Search code examples
python-3.xurlopen

Python3 urlopen read weirdness (gzip)


I'm getting an URL from Schema.org. It's content-type="text/html"

Sometimes, read() functions as expected b'< !DOCTYPE html> ....'

Sometimes, read() returns something else b'\x1f\x8b\x08\x00\x00\x00\x00 ...'

try:
    with urlopen("http://schema.org/docs/releases.html") as f:
        txt = f.read()
except URLError:
    return

I've tried solving this with txt = f.read().decode("utf-8").encode() but this results in an error... sometimes: UnicodeDecodeError: 'utf-8' codec can't decode byte 0x8b in position 1: invalid start byte

The obvious work-around is to test if the first byte is hex and treat this accordingly.

My question is: Is this a bug or something else?

enter image description here Edit Related question. Apparently, sometimes I'm getting a gzipped stream.

Lastly I solved this by adding the following code as proposed here

if 31 == txt[0]:
    txt = decompress(txt, 16+MAX_WBITS)

The question remains; why does this return text/html sometimes and zipped some other times?


Solution

  • There are other questions in this category, but I cannot find an answer that addresses the actual cause of the problem.

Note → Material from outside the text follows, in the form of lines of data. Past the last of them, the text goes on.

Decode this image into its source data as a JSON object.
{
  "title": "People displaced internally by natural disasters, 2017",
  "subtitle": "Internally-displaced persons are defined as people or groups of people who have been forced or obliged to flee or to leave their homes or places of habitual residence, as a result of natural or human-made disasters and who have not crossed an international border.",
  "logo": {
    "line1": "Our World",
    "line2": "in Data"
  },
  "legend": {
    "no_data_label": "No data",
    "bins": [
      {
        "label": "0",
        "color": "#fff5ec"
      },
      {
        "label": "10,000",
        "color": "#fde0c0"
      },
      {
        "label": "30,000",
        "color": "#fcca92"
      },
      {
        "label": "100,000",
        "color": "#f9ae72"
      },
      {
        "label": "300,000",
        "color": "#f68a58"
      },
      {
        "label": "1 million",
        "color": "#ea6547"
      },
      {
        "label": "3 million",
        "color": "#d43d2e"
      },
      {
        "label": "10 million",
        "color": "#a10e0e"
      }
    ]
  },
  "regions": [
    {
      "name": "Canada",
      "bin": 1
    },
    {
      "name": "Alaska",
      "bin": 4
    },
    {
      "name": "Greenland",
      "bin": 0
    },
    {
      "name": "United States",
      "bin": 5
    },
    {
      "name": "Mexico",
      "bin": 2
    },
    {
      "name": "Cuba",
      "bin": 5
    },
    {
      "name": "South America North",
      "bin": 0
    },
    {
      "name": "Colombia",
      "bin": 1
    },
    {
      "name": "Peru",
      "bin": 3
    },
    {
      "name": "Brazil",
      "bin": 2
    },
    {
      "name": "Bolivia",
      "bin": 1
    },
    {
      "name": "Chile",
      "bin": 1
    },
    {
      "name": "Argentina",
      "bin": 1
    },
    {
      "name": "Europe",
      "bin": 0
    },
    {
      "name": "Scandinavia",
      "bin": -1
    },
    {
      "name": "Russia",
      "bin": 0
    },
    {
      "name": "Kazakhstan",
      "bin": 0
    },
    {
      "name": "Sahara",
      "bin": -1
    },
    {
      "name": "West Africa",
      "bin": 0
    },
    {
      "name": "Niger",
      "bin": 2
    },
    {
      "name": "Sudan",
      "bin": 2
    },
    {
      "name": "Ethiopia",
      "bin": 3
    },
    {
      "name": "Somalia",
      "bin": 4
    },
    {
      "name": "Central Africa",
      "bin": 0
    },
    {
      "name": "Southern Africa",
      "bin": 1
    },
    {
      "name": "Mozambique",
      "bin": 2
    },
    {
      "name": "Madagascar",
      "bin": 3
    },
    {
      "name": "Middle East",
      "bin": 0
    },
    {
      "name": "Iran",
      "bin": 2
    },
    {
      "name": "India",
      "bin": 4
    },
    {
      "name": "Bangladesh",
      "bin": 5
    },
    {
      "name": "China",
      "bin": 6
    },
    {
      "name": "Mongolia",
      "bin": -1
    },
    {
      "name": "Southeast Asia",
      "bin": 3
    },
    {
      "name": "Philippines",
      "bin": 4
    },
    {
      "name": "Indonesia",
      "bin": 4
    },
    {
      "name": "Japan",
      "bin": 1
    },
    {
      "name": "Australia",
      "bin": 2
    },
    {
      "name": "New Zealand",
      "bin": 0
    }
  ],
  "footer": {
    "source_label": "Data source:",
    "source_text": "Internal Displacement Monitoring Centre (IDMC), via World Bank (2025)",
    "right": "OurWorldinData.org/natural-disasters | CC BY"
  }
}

    Python's urllib2.urlopen() cannot transparently handle compression. It also by default does not set the Accept-Encoding request header. Additionally, the interpretation of this situation according to the HTTP standard has changed in the past.

    As per RFC2616:

    If no Accept-Encoding field is present in a request, the server MAY assume that the client will accept any content coding. In this case, if "identity" is one of the available content-codings, then the server SHOULD use the "identity" content-coding, unless it has additional information that a different content-coding is meaningful to the client.

    Unfortunately (as for the use case), RFC7231 changes this to

    If no Accept-Encoding field is in the request, any content-coding is considered acceptable by the user agent.

    Meaning, when performing a request using urlopen() you can get a response in whatever encoding the server decides to use and the response will be conformant.

    schema.org seems to be hosted by google, i.e. it is most likely behind a distributed frontend load balancer network. So the different answers you get might be returned from load balancers with slightly different configurations.

    Google Engineers have in the past advocated for the use HTTP compression, so this might as well be a conscious decision.

    So as a lesson: when using urlopen() we need to set Accept-Encoding.